It may be time to rethink RDP

RDP, Microsoft’s widely used remote access tool, continues to be a prime target of malicious cyber criminals.

Some of the threats garnering the biggest headlines since 2016 have been RDP-related: ransomware such as CrySiS, CryptON and Samsam, not to mention all the stolen RDP credentials for sale on the cheap through the Dark Web Exchange.

For too long, traditional remote access deployments such as RDP, rdesktop and FreeRDP have given cyber criminals carte blanche to break into improperly secured RDP servers. The problem is only getting worse as hackers broaden their reach through highly advanced automated attacks.

The FBI and Department of Homeland Security noted last fall that RDP has been the most targeted attack vector over the past three years. Attackers are successfully exploiting several RDP vulnerabilities: weak passwords, outdated versions using flawed encryption mechanisms, unrestricted access to TCP 3389 (the default RDP port), and unlimited login attempts to user accounts.

The reason RDP can be so insecure is that RDP servers are the targets of persistent automated scans that crawl the internet to seek out default RDP ports (usually Port 3389, but even changing to a non-standard port doesn’t eliminate the risk). From there, hackers can quickly launch devastating brute force and/or dictionary attacks cracking usernames and passwords, especially targeting admins who have elevated levels of privilege.

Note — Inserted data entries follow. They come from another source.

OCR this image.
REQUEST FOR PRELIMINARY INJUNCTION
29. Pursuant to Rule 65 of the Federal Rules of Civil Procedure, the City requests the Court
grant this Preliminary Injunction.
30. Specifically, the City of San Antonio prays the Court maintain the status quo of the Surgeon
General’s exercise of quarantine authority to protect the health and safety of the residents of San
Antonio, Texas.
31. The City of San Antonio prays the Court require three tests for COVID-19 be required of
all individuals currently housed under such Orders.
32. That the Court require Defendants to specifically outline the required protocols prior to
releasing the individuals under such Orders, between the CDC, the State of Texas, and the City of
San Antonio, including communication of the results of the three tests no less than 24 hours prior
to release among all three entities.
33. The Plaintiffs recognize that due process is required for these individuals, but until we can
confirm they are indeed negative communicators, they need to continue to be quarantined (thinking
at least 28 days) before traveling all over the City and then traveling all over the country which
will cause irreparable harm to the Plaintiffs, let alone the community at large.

The security challenge is that once hackers break in, they can take over the entire machine. Now they are inside your network with a platform to attack from. That allows attackers to move laterally and install malware, ransomware, steal data including additional credentials, and launch attacks to other systems and users in the organization.

They do all this without requiring input from the user (as is needed for phishing attacks), making RDP attacks much harder to detect. Meanwhile, more and more holes open across your attack surface.

RDP client sessions have proven to be relatively easy to compromise, while misconfigurations of RDP servers are also common. In fact, more than two dozen vulnerabilities were exposed earlier this year, this time targeting not only Microsoft RDP, but also two of the most popular open-source remote desktop administration solutions: rdesktop and FreeRDP.

The FBI and DHS recommendations state that organizations can protect their resources against these attacks by taking 11 steps to closely regulate, monitor and control how users are accessing their RDP clients. 11 steps – it sounds like a Hitchcock horror movie, and it is.

Those 11 steps will require yet another steep investment in people, technologies and time to implement, and make remote access for your end users even more challenging. For instance, the recommendations state, “Where possible, critical devices should not have RDP enabled.” Just blocking this type of access may not be possible for the organization. Even if these measures are enacted, the RDP security nightmare doesn’t go away because it still relies on traditional approaches to IT security.

To answer these security concerns, new technologies are emerging: proxied RDP and clientless RDP. These new approaches to remote desktop access make deployment of virtual desktops and applications much easier and significantly more secure than publishing an RDP client server directly to the internet.

These technologies proxy RDP so that RDP is no longer directly exposed to the internet. All connections must go through a browser-based RDP proxy, which is typically SSL-encrypted and uses port 443. Users must go through a robust authentication process that uses multiple factors of authentication instead of just using username and password (as is typical of most traditional RDP deployments).

Security policies for proxied RDP can also take into consideration the user’s context and method of access. And instead of seeing the entire desktop (which is still possible), requesting users gain access only to specific applications for which they have approval – based on the stringent security policies your organization has set for each individual application.

Clientless RDP takes advantage of these advances as well. However, an additional benefit of clientless RDP is that you don’t need an RDP client at all. This may be particularly useful for employees, partners or contractors who need to access specific resources but are not able to load a client on their endpoint machine. This offers a distinct advantage for organizations that do not own the endpoints – for instance, when granting remote access to autonomous business partners who have their own machines.

A traditional RDP client also doesn’t natively allow for two-factor authentication, but a properly proxied RDP solution does. This creates more secure access and provides yet another layer of security within both proxied and clientless RDP that is often missing from the traditional RDP client.

These security challenges aren’t unique to RDP. Citrix, VMware Horizon view, and other VDI infrastructures have similar challenges as well.

However, by providing browser-based remote access through a centralized solution that includes RDP- style access, you can gain much greater control over access to your infrastructure and secure some of the most common ways it can be breached. This new approach also provides a detailed history of who accessed RDP, from where, with details about their devices, and the ability to drill down to much more valuable insights from there. That enables organizations to more easily identify trends and individual events to improve their security posture across the board.

These principles are part of certain Zero Trust solutions and are definitely worth considering when looking to strengthen and simplify your overall access infrastructure. They certainly make it worth reconsidering how you deploy remote access for your users. Proxied or clientless RDP are excellent alternatives, particularly if they are part of your overall access control solution.